Искатели удачи знали великую разницу между войсками палатийскими, расположенными во Втором Риме, и войсками провинциальными, охранявшими границы империи. Чтобы наняться в провинциальный отряд, не следовало тащиться так далеко. Но на границе хуже платили. А случаев потерять руку или ногу находилось больше, чем желательно разумному человеку.

Византия оглушила пришельцев. Они робко бродили около Палатия, не решаясь приблизиться, они страдали от сознания своего ничтожества, их мучило непонятное разочарование. В страшном городе они не рисковали красть, хотя для этого, казалось, достаточно было протянуть руку. На третий день изголодавшийся Юстин, втершись в свиту какого-то патрикия, решился влезть в Палатий.

Юстин вернулся уже в сумерки, когда товарищи успели мысленно похоронить его. Юстин не только был сыт, он покровительственно приказал товарищам следовать за ним. С этого часа о дальнейшей судьбе его спутников ничего не известно, что вовсе не значит, что с ними приключилось дурное. Просто из многих существований сохранились описания лишь выдающихся.

Высокий ростом, с фигурой и могучей и красивой, с приятным лицом, Юстин был зачислен в палатийское войско. Позднее базилевс Зенон, прозванный Исаврянином, включил Юстина в состав своих избранных солдат. Они назывались ипаспистами, то есть копьеносцами, щитоносцами, – гвардией базилевса или его полководцев. Из этих людей, которые были известны поименно, способности которых проявлялись на глазах их повелителя, избирались начальники отрядов и командующие армиями.

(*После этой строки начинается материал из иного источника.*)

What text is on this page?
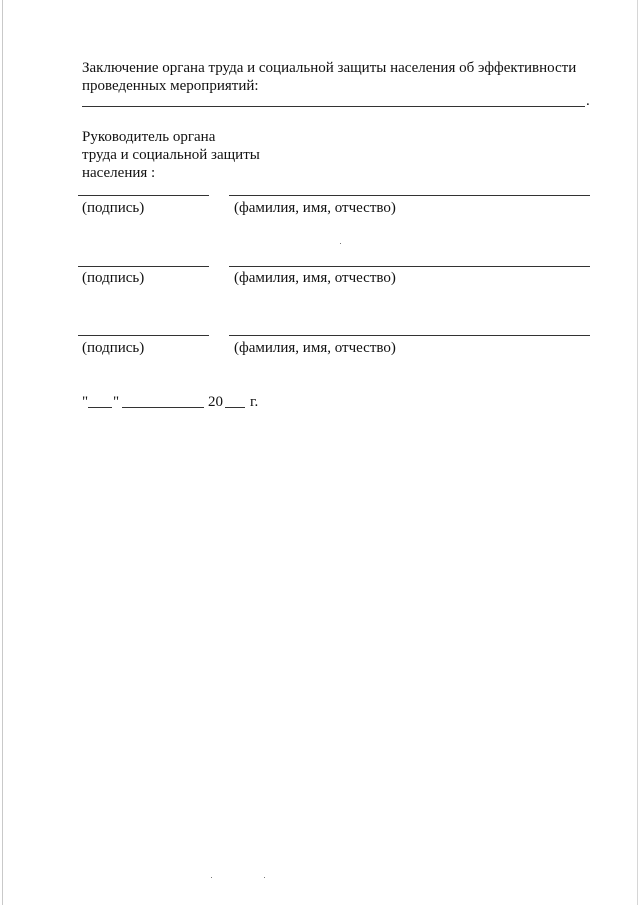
Заключение органа труда и социальной защиты населения об эффективности
проведенных мероприятий:
.
Руководитель органа
труда и социальной защиты
населения :
(подпись)	(фамилия, имя, отчество)
(подпись)	(фамилия, имя, отчество)
(подпись)	(фамилия, имя, отчество)
" "	20 г.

После смерти Исаврянина его соотечественники причинили много беспокойств империи и новому базилевсу Анастасию. Юстин оказался в числе начальствующих в войске ромеев, вторгнувшихся в Исаврию – горы Малоазийского Тавра.

В этом же походе Юстин был обвинен командующим Иоанном Киртом-Горбачом в расхищении добычи, заключен в тюрьму, но вскоре обелен полностью. Случай в свое время был известен малому числу лиц. В дальнейшем ничто не мешало возвышению Юстина на службе в Палатии.

Недоразумение между командующим и подчиненным через многие годы стало многозначительной легендой, в которую люди сумели вложить свой взгляд на бога и власть, выразив его в символах времени. Вопреки опасности обвинения в оскорблении базилевса – шпионы кишели – подданные рассказывали:

– Не просто Иоанн Кирт помиловал виновного Юстина, но повинуясь призраку, который повелел вернуть свободу и не преследовать человека, избранного сосудом для выполнения воли божьей… – И добавляли: – Страшное видение грозило Кирту карами в этой жизни и в той за противодействие воле божьей, ибо бог, исполнившись гнева на империю, хочет использовать Юстина и его близких как орудия наказания людей…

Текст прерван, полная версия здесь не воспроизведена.